Soon he began to branch out into agricultural contracting, ploughing, sowing and harvesting. Then in 1937 came a new departure. "We had these great big stumps to get rid of," he explained:
Tractor couldn't shift 'em. Then I heard about this fellow down Southampton way who blew things up. Phoned him, arranged a visit. Up he comes - only a little bloke. Drills a few holes, puts in his charges. Boom! Up goes the bloody lot. Job finished. "That'll be ninety quid," he says. Ninety quid! Blimey! That was a lot of money in those days. So I said to myself, "Sod this for a box of tricks! We can do this ourselves."
So it was that Jack Hatt went into blasting, using explosives to drop redundant buildings and to excavate ponds and lakes.
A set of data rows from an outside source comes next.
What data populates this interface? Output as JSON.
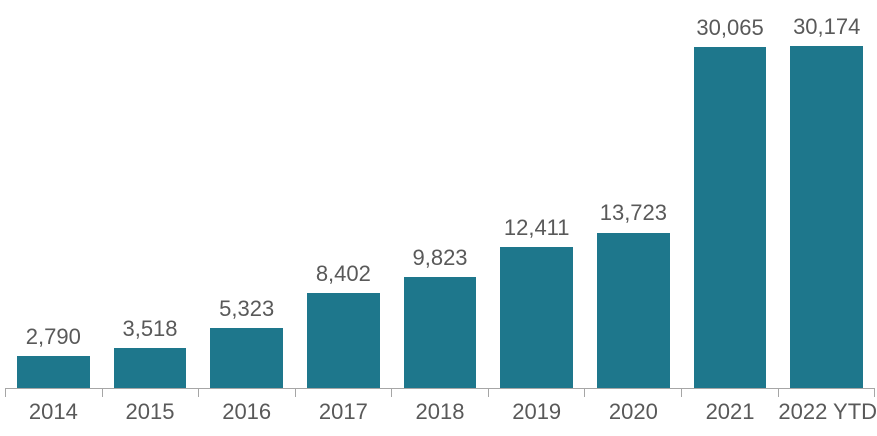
{
  "chart_data": {
    "type": "bar",
    "title": "",
    "xlabel": "",
    "ylabel": "",
    "categories": [
      "2014",
      "2015",
      "2016",
      "2017",
      "2018",
      "2019",
      "2020",
      "2021",
      "2022 YTD"
    ],
    "values": [
      2790,
      3518,
      5323,
      8402,
      9823,
      12411,
      13723,
      30065,
      30174
    ],
    "value_labels": [
      "2,790",
      "3,518",
      "5,323",
      "8,402",
      "9,823",
      "12,411",
      "13,723",
      "30,065",
      "30,174"
    ],
    "ylim": [
      0,
      30174
    ],
    "grid": false,
    "legend": "none",
    "data_labels": "above-bars",
    "colors": {
      "bar": "#1E778C",
      "axis_line": "#A6A6A6",
      "label_text": "#595959",
      "background": "#FFFFFF"
    }
  }
}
Trading under the inspired slogan "Dam and Blast", he travelled all over the country, reshaping the waterways on many famous estates, and his fame spread so far that at one point he was employing 60 men.
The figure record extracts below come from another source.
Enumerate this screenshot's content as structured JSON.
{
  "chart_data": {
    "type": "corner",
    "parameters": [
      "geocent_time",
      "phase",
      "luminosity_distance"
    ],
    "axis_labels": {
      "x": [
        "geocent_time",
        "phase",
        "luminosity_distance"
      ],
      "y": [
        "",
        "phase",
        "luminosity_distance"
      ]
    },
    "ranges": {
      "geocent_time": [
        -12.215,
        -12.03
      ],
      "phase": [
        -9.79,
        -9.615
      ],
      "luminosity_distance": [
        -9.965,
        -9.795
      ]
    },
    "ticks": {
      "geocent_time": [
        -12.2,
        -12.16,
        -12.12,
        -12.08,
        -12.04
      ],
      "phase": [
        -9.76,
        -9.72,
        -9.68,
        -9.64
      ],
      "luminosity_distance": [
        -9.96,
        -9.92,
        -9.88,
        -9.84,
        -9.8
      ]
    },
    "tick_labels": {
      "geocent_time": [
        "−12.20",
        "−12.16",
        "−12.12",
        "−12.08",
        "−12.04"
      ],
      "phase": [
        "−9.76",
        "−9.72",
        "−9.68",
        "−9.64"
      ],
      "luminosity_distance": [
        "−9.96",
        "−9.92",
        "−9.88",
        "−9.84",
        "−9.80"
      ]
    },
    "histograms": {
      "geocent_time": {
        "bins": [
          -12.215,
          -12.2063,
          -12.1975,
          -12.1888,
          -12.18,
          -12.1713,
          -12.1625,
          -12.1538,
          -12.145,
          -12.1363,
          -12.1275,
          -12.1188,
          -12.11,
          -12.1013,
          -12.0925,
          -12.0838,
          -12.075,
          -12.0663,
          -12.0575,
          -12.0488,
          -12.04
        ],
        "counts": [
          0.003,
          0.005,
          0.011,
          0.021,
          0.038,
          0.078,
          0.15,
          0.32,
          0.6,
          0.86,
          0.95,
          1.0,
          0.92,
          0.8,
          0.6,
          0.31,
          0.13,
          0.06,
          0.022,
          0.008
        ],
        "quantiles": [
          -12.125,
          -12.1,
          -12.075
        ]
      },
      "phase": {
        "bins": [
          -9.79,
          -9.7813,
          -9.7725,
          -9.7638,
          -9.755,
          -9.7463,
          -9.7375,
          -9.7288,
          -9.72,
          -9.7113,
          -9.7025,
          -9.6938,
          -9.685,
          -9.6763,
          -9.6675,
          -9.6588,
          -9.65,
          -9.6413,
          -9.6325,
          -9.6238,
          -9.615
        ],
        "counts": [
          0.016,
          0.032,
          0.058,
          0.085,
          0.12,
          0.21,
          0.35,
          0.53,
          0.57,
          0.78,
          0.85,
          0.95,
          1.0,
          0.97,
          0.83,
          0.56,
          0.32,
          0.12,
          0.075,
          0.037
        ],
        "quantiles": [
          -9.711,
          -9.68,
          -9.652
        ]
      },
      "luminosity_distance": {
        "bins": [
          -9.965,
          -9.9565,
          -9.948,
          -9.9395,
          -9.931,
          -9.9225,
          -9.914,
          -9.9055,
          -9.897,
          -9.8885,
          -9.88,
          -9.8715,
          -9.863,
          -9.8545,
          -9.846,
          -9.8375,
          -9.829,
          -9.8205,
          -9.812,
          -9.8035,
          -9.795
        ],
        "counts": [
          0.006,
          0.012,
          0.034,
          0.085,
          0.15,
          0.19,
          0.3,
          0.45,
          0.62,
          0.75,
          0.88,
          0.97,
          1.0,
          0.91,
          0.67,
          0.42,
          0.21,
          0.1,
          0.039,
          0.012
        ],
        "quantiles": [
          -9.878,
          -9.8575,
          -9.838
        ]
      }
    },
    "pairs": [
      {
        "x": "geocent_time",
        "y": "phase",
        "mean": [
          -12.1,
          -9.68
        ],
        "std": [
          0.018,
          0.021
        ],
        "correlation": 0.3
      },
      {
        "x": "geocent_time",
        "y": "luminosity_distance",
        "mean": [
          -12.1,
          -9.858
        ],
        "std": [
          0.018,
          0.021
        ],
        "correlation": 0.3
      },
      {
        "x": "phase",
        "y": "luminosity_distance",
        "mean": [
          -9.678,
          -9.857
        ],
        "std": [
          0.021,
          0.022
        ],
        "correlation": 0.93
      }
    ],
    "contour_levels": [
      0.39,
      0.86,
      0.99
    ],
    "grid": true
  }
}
No matter how busy he was, he found time to shoot and fish. An outstandingly accurate and quick shot, he was celebrated for his feat of having three pheasants dead in the air while using only one gun: having fired both barrels, he would instantly re-load with a cartridge held in his knuckles. On the riverbank, he was guile personified, casting flies with infinite patience. He loved telling the story of his biggest sea-trout, a 14-pounder, caught in the Test "in the middle of the night - and didn't that bugger go!" When arthritis limited his mobility, he obtained special permission from the Duke of Wellington to drive his car along the bank of the River Loddon, and so was able to continue fishing almost to the end, landing a 10lb rainbow trout in his 90th year.
At home in the village of Woodcote he was a tremendous supporter of local causes - the farmers' club, the village hall, the recreation ground. In the 30 years since the first Woodcote steam rally was held on his land, the annual jamboree has grown into a national event, and donations to local charities have exceeded £250,000.
In 1941 he married Gene Meadows, and they had a daughter and two sons. To their great grief Deirdre was killed in a car crash in 1963, but Mark and Jon both joined Jack in the family business, and, when he retired, took over the running of it. In their hands the firm is flourishing. Two years after Gene's death in 1991, he married June Bedford-Hunt, and in retirement they lived happily in a pair of converted cottages which he called Fox Covert House.
His after-dinner speeches remain a legend in south Oxfordshire and neighbouring counties. Since he liked a drop of port, and could get through a bottle with his main course, his stories tended to become rather fruity - and many a time, after the first few salvoes, the vicar was seen creeping ashen-faced for the exit. But Jack Hatt's high spirits and vitality enlivened everyone who knew him.
One of his favourite descriptions of a person who had impressed him was "Artful old sod" - and he would not mind if the phrase were pinned on him.